- Developer: Starseed Games
- Engine: RPG Maker VX Ace
- Platforms: Windows; PlayStation 4; PlayStation 5; Xbox Series X/S; Nintendo Switch;
- Release: August 7, 2018 (Windows); February 5, 2026 (Consoles);
- Genre: Role-playing
- Mode: Single-player

= Jimmy and the Pulsating Mass =

2018 video game

Jimmy and the Pulsating Mass is a 2018 role-playing video game by Starseed Games, a solo indie developer based in Austin, Texas, and published for PC on August 7, 2018 by Starseed, and by Electric Airship on PlayStation 5, PlayStation 4, Xbox Series X and Series S, and Nintendo Switch on February 5, 2026.

Jimmy and the Pulsating Mass was inspired by Super Nintendo games such as EarthBound and Final Fantasy V. It has been described as a mixture of horror, humor, and a "coming-of-age" story in which the main character and his brother leave home on a typical errand and stumble into an adventure to save a dream world and its inhabitants.

== Gameplay ==

Jimmy and the Pulsating Mass is a turn-based role-playing game based on classic Japanese role-playing games (JRPGs). The game features typical JRPG concepts, including finding new party members throughout the story, upgrading equipment, and leveling up characters by gaining experience points through combat, which includes physical attacks and spells. The game uses red and green exclamation marks to express whether a battle can be skipped, with a green mark allowing the player to avoid fighting weaker enemies. The main player character, Jimmy, is able to transform into certain enemies after fighting them, such as a slime, which also allows bypassing certain obstacles.
== Development ==
Developer Kasey Ozymy stated in an interview with Startmenu that he grew up playing Japanese RPGs, noting that while he read and watched TV and film, on "an average day after school I'd play games for four hours or so. I exhausted the PSX and SNES jRPG libraries at that time." Ozymy eventually began using RPG Maker to develop his own games, starting with The God of Crawling Eyes, developed for a 2013 contest, and continued to make smaller games using the software.

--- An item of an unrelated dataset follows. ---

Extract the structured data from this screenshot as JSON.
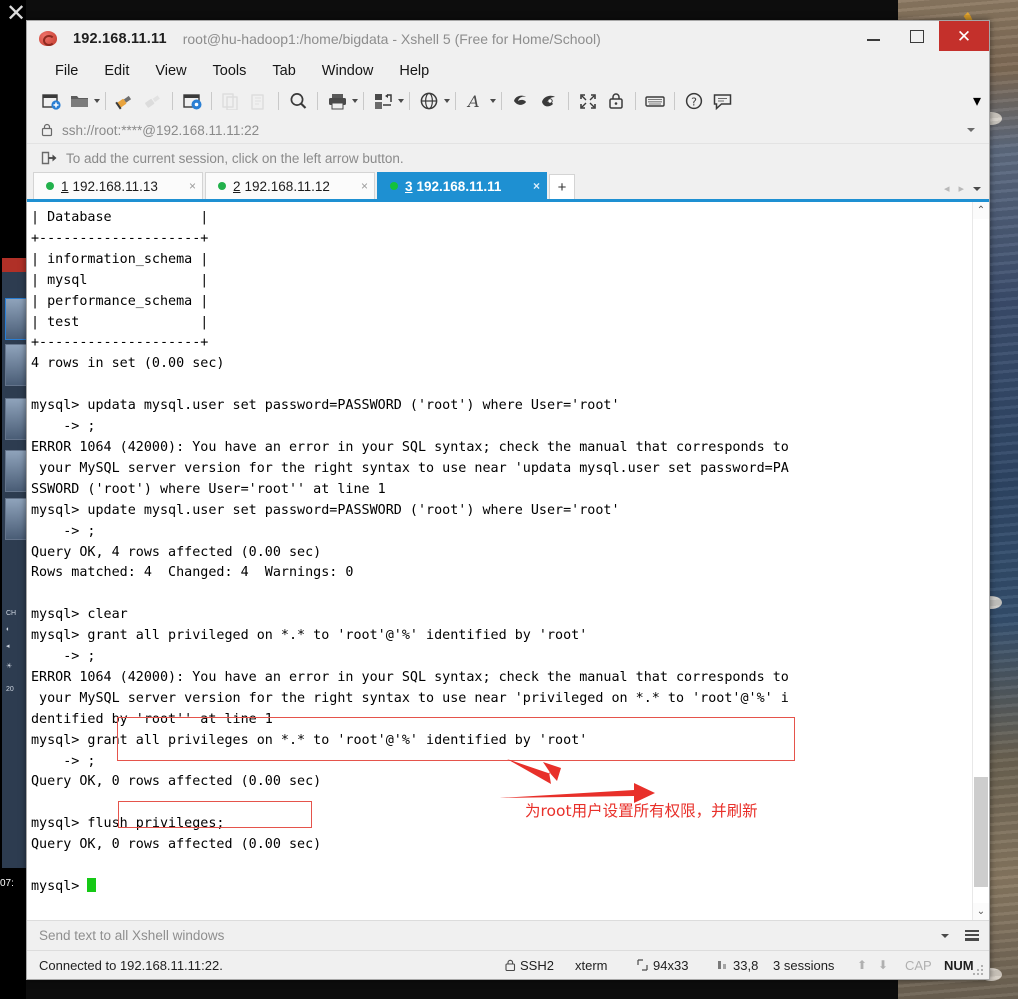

Jimmy and the Pulsating Mass was also developed using RPG Maker, and leans on the horror genre, with Ozymy stating that he is a fan of the genre, and has included Easter eggs throughout the game.

== Reception ==
The game currently has a score of 86 out of 100 based on critic reviews on review aggregator Metacritic. Sam Wachter of RPGamer writes that while it has some issues in terms of console stability, and a somewhat high level of difficulty at times, it is still "intriguing," and that players will likely enjoy playing for "the absurdity, humour, and sharp writing that will keep them exploring." Athanasios Aravositas from Cubed3 notes that the game is somewhat repetitive and requires some level of grinding, but still recommends it to RPG fans.